If you don't have a version of date that supports --yesterday and you don't want to use perl, you can use this handy ksh script of mine. By default, it returns yesterday's date, but you can feed it a number and it tells you the date that many days in the past. It starts to slow down a bit if you're looking far in the past. 100,000 days ago it was 1/30/1738, though my system took 28 seconds to figure that out.
#! /bin/ksh -p
t=`date +%j`
ago=$1
ago=${ago:=1} # in days
y=`date +%Y`
function build_year {
set -A j X $( for m in 01 02 03 04 05 06 07 08 09 10 11 12
{
cal $m $y | sed -e '1,2d' -e 's/^/ /' -e "s/ \([0-9]\)/ $m\/\1/g"
} )
yeardays=$(( ${#j[*]} - 1 ))
}
build_year
until [ $ago -lt $t ]
do
(( y=y-1 ))
build_year
(( ago = ago - t ))
t=$yeardays
done
print ${j[$(( t - ago ))]}/$y
ksh93:
dt=${ printf "%(%a %d/%m/%Y)T" yesterday; }
or:
dt=$(printf "%(%a %d/%m/%Y)T" yesterday)
The first one runs in the same process, the second one in a subshell.

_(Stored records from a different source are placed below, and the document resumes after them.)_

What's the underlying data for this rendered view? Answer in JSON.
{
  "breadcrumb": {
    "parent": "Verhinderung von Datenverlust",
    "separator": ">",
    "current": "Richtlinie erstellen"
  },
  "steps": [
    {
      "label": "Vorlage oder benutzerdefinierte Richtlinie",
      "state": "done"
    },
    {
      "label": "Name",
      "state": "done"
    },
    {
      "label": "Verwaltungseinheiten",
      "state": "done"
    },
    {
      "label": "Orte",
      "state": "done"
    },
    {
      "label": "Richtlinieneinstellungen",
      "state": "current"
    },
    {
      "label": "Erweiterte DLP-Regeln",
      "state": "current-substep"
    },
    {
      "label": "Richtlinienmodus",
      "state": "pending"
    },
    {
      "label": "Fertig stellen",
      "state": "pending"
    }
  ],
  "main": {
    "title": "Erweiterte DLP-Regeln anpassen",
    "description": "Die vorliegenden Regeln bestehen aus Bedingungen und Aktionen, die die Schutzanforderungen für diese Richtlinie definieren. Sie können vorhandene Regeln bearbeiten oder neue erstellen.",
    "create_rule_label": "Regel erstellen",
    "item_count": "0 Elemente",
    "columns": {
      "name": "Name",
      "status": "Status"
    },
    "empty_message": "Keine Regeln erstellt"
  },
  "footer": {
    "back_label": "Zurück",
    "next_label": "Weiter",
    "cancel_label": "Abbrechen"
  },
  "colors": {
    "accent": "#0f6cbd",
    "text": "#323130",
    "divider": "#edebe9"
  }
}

For Hp-UX only below command worked for me:
TZ=aaa24 date +%Y%m%d
you can use it as :
ydate=`TZ=aaa24 date +%Y%m%d`
echo $ydate
If you have access to python, this is a helper that will get the yyyy-mm-dd date value for any arbitrary n days ago:
function get_n_days_ago {
local days=$1
python -c "import datetime; print (datetime.date.today() - datetime.timedelta(${days})).isoformat()"
}
# today is 2014-08-24
$ get_n_days_ago 1
2014-08-23
$ get_n_days_ago 2
2014-08-22
$var=$TZ;
TZ=$TZ+24;
date;
TZ=$var;
Will get you yesterday in AIX and set back the TZ variable back to original
Though all good answers, unfortunately none of them worked for me. So I had to write something old school. ( I was on a bare minimal Linux OS )
$ date -d #$( echo $(( $(date +%s)-$((60*60*24)) )) )
You can combine this with date's usual formatting. Eg.
$ date -d #$( echo $(( $(date +%s)-$((60*60*24)) )) ) +%Y-%m-%d
Explanation :
Take date input in terms of epoc seconds ( the -d option ), from which you would have subtracted one day equivalent seconds. This will give the date precisely one day back.